It takes a brave soul to experiment with a set skin-care regimen. When you have a routine that works for you, you might not want to deviate from it—lest you start breaking out in acne or dry patches. But as a beauty writer, skin-care experimentation is part of my job description, and my most recent experiment involved replacing my cleanser with micellar water every time I washed my face.
You see, I was on a two-week, three-city tour of Mexico and realized I had forgotten my cleanser. I did, however, have some micellar water on hand, so I decided to… just use that for the remainder of my trip. Considering French women swear by washing their faces with the stuff, I figured there had to be something to it. So I threw caution (and cleanser) to the wind to see how my skin would respond.
What is micellar water?
“Micellar water is typically a combination of purified water, hydrating ingredients, and low concentrations of extremely mild surfactants,” says licensed esthetician Dihan FC, founder of Skin by DihanFC. “The molecules of those mild surfactants naturally group together to form microscopic spheres called micelles. These micelles will act like magnets for dirt and oil.”
Put another way, micellar water works to remove dirt and oil from your face. But skin-care experts generally don’t recommend the liquid as a replacement for your cleanser.
“Though micellar water delivers hydration while cleansing, it should not be used as a standalone cleanser,” says melanated skincare expert and board-certified dermatologist Simran Sethi, MD. “It is better suited to be a makeup cleanser that should be followed by a more exfoliating cleanser containing an AHA or BHA.”
Skin-care experts’ predictions for replacing my cleanser with micellar water
With that in mind, I was expecting the experts to all but write me off as unwell for deciding to undergo this experiment. But neither Dr. Sethi or FC were really all that concerned, because micellar water does offer some pretty stellar cleansing properties—especially for people with sensitive skin.
“The formulas [for micellar waters] are typically light and gentle, which helps those who may be experiencing sensitized skin,” says FC. “They can be a great option for those with compromised barriers, who may need the mildest of cleansing options—and even for those who have chronic skin conditions like eczema and psoriasis.” She adds that because most micellar waters don’t need to be rinsed off, they can aid in protecting the skin barrier without drying out the dermis.
While she thought my skin would be fine with micellar water instead of cleanser, Dr. Sethi was less confident. She predicted that my skin would “feel smooth for the first week,” but after that, I “may start developing some whiteheads or small breakouts, especially in areas like around the nose or chin.”
Surprise surprise—she was spot on.
What happened to my skin when I replaced my cleanser with micellar water
During my micellar water experiment, I tried out a few different application processes. Sometimes I would dampen a washcloth with micellar water, use it to wipe my face, and then rinse everything off. Other times, I would ditch the washcloth and use the liquid in the shower the same way I would a standard cleanser (a good ol’ lather and rinse) but didn’t love the way that worked, so I stuck with the washcloth method most days.
In the beginning, my skin still felt clean—I wasn’t breaking out, and my complexion didn’t look any duller or drier than it had before the experiment started.
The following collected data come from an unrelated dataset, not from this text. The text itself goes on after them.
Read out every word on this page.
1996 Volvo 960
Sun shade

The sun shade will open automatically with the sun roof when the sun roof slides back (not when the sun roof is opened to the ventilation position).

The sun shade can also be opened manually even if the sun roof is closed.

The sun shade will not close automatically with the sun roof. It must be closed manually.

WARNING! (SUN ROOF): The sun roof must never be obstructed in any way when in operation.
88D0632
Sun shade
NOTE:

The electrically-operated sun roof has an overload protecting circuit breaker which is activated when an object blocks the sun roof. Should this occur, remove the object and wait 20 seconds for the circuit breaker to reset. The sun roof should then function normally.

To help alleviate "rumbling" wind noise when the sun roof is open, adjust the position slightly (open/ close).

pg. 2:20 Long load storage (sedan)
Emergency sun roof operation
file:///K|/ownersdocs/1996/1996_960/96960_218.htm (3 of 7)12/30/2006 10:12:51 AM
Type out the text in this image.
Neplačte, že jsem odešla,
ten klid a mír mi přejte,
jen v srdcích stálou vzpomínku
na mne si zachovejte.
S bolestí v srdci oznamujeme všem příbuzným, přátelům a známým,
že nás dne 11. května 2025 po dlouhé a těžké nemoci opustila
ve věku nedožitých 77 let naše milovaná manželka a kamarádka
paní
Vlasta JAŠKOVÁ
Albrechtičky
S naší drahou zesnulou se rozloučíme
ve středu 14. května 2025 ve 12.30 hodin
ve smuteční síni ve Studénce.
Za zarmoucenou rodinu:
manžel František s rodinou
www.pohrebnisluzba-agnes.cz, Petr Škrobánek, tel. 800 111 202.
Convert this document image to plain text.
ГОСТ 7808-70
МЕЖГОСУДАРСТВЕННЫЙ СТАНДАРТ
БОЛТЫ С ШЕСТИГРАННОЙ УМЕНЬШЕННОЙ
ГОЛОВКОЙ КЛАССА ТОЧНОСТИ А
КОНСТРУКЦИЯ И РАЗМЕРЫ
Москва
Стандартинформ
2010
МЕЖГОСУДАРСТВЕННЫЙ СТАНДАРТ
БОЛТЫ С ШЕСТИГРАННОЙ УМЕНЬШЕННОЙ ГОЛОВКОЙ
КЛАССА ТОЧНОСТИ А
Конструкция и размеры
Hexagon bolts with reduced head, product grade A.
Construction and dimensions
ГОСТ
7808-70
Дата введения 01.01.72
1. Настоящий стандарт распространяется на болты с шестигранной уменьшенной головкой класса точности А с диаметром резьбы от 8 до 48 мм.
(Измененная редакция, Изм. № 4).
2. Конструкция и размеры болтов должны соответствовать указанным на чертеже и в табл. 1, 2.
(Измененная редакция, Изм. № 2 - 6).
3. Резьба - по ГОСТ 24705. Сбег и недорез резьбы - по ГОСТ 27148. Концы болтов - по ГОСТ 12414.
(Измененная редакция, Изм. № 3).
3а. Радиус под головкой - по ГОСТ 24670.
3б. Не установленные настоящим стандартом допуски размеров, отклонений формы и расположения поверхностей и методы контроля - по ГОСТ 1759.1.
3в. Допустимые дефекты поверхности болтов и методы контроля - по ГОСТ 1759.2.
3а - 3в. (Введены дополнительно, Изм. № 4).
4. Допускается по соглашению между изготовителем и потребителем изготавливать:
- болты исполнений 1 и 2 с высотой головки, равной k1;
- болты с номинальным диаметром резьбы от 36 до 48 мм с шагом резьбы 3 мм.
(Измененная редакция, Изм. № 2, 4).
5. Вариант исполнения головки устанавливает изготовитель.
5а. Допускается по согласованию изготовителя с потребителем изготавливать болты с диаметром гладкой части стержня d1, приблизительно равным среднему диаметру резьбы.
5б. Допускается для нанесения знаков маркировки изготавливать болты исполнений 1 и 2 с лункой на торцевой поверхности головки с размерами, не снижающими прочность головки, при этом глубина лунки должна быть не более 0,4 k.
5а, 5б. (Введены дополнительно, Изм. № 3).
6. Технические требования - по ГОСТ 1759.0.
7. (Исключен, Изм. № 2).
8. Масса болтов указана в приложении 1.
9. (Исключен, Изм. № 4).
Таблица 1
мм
For the first week, I was pleasantly surprised by the results, and appreciated that it didn’t feel like I was layering other products (serum, moisturizer, etc.) on top of dirty skin.
As I traveled throughout Mexico, though, I found myself on a lot of buses, planes, and car rides—which meant that my skin was constantly exposed to reused air. It wasn’t long until I started seeing the effects in the form of dryness, dullness, and a pimple on my nose… and I really started missing my cleanser.
This, of course, is exactly what Dr. Sethi said would happen. “Debris can get deposited deep into pores and we need ingredients that can unglue that debris and effectively clean out the pores,” she says. “I am not surprised by your results because I have met quite a few patients who depend on micellar water to wash their face but then start breaking out or even notice that their complexion appears dull,” Dr. Sethi says.
So while micellar water is great for gently removing makeup, it doesn’t quite work hard enough to give pores the deep clean they need to stay clear of dirt and grime—you need an actual cleanser for that, and now I understand why.
When my face wash and I were reunited at the end of two weeks, I remembered what I’d been missing. While I’ll keep my micellar water on hand to use as the first step of a double cleanse, it likely won’t be the solo star of the show ever again—unless I find myself hundreds of miles away from home without another option.